Il Pdl Cerite c’è ed è costruttivo e determinato

Che il Vicesegretario del Pd Cerite Sergio Marini fosse un personaggio con un ampio bagaglio politico ed una visione chiara e globale sulle problematiche economico sociali di Cerveteri ne ero già convinto, che i suoi rari articoli stampa sono perle di saggezza da leggere con animo da studente lo sono altrettanto, che egli sia una persona preparata e garbata con la quale è sempre piacevole e proficuo discutere è mia sincera opinione. Purtuttavia, il suo articolo su La Voce di Mercoledì, pur condiviso nell’analisi della situazione pre-consiglio comunale e nell’appello ad uno scatto della politica locale, mi lascia perplesso su alcune considerazioni e mi stimola delle domande. Anzitutto fissiamo dei paletti: 1) La zona artigianale è gia stata approvata e i lavori, stando alle dichiarazioni del Sindaco e di Federlazio, dovevano partire questa primavera;  2) L’adozione in variante al P.R.G. del Piano di Zona per l'Edilizia Economica e Popolare è stata già approvata in consiglio nell’Agosto 2009, bastava e basta tutt’ora pubblicare il bando per partire; 3) I patti territoriali

sono già stati approvati dall’amministrazione Rossi, basta convocare le conferenze dei servizi. Ora, detto questo, chiedere che queste importanti opere il cui iter è arrivato a termine dopo molti anni, inizino finalmente e diano subito sollievo all’economia locale che come riconosciuto da Marini è allo stremo, significa essere contrari a tutto ed irresponsabili? Di contro, andare in consiglio e approvare nuove e diverse varianti di zona che riportano le lancette dell’iter burocratico indietro di venti anni è saggio e responsabile?

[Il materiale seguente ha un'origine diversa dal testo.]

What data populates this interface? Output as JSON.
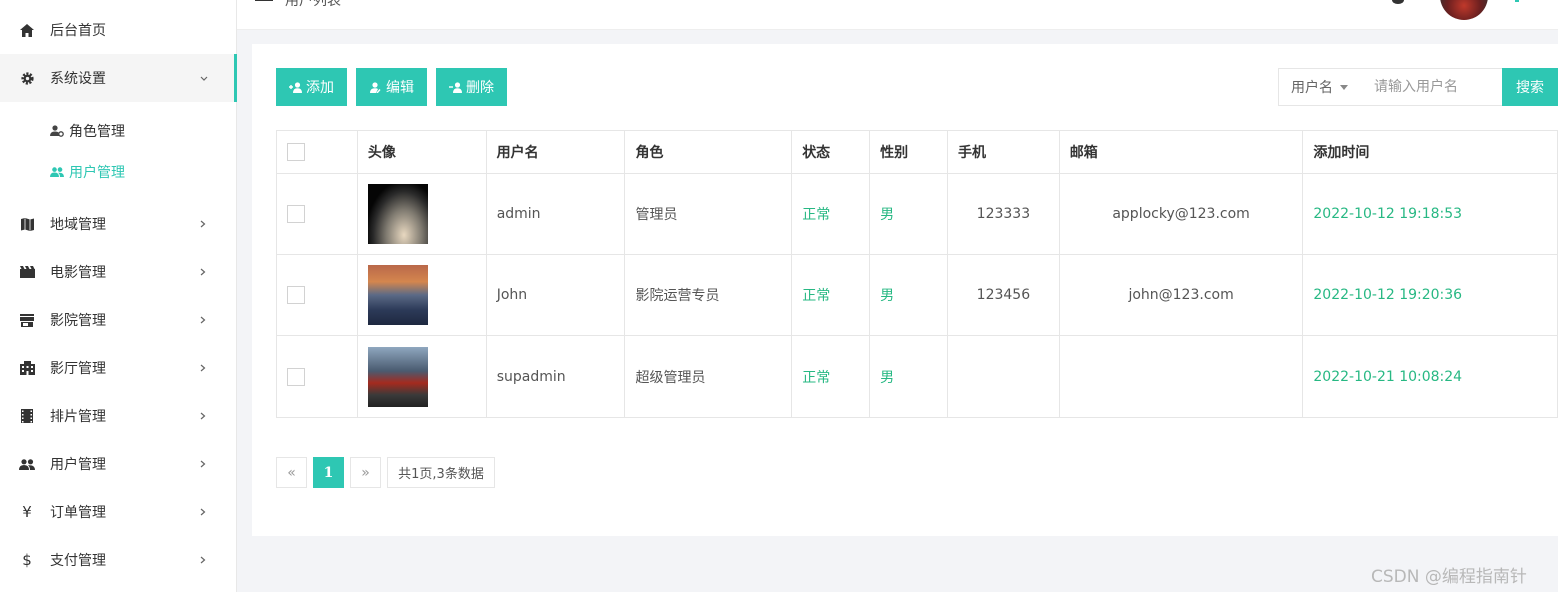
{
  "topbar": {
    "breadcrumb": "用户列表"
  },
  "sidebar": {
    "items": [
      {
        "label": "后台首页",
        "icon": "home-icon"
      },
      {
        "label": "系统设置",
        "icon": "gear-icon",
        "expanded": true,
        "children": [
          {
            "label": "角色管理",
            "icon": "user-role-icon"
          },
          {
            "label": "用户管理",
            "icon": "users-icon"
          }
        ]
      },
      {
        "label": "地域管理",
        "icon": "map-icon"
      },
      {
        "label": "电影管理",
        "icon": "film-icon"
      },
      {
        "label": "影院管理",
        "icon": "store-icon"
      },
      {
        "label": "影厅管理",
        "icon": "building-icon"
      },
      {
        "label": "排片管理",
        "icon": "schedule-icon"
      },
      {
        "label": "用户管理",
        "icon": "users-icon"
      },
      {
        "label": "订单管理",
        "icon": "yen-icon"
      },
      {
        "label": "支付管理",
        "icon": "dollar-icon"
      }
    ]
  },
  "toolbar": {
    "add_label": "添加",
    "edit_label": "编辑",
    "delete_label": "删除"
  },
  "search": {
    "field_label": "用户名",
    "placeholder": "请输入用户名",
    "button_label": "搜索"
  },
  "table": {
    "headers": [
      "头像",
      "用户名",
      "角色",
      "状态",
      "性别",
      "手机",
      "邮箱",
      "添加时间"
    ],
    "rows": [
      {
        "username": "admin",
        "role": "管理员",
        "status": "正常",
        "gender": "男",
        "phone": "123333",
        "email": "applocky@123.com",
        "created": "2022-10-12 19:18:53"
      },
      {
        "username": "John",
        "role": "影院运营专员",
        "status": "正常",
        "gender": "男",
        "phone": "123456",
        "email": "john@123.com",
        "created": "2022-10-12 19:20:36"
      },
      {
        "username": "supadmin",
        "role": "超级管理员",
        "status": "正常",
        "gender": "男",
        "phone": "",
        "email": "",
        "created": "2022-10-21 10:08:24"
      }
    ]
  },
  "pager": {
    "prev": "«",
    "current": "1",
    "next": "»",
    "info": "共1页,3条数据"
  },
  "watermark": "CSDN @编程指南针",
  "colors": {
    "accent": "#2ec7b3",
    "status_green": "#27b883"
  }
}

Dire chiaro e forte che la zona artigianale, la 167 e i patti territoriali devono partire subito senza ulteriori indugi, senza prestare il fianco a manovre speculatrici che otterrebbero il solo risultato di bloccare tutto per altri venti anni, significa essere confusi, fare opposizione a prescindere é non avere proposte alternative? Bè, mi dispiace ma non sono d’accordo, la Pdl c’è, ha le idee chiare, le sue proposte le ha fatte, se poi queste non coincidono con le proposte di altri, questo non significa che non esistano, e non autorizzano nessuno ad interpretare una posizione costruttiva e positiva in una distruttiva e negativa che non fa parte del dna del Pdl.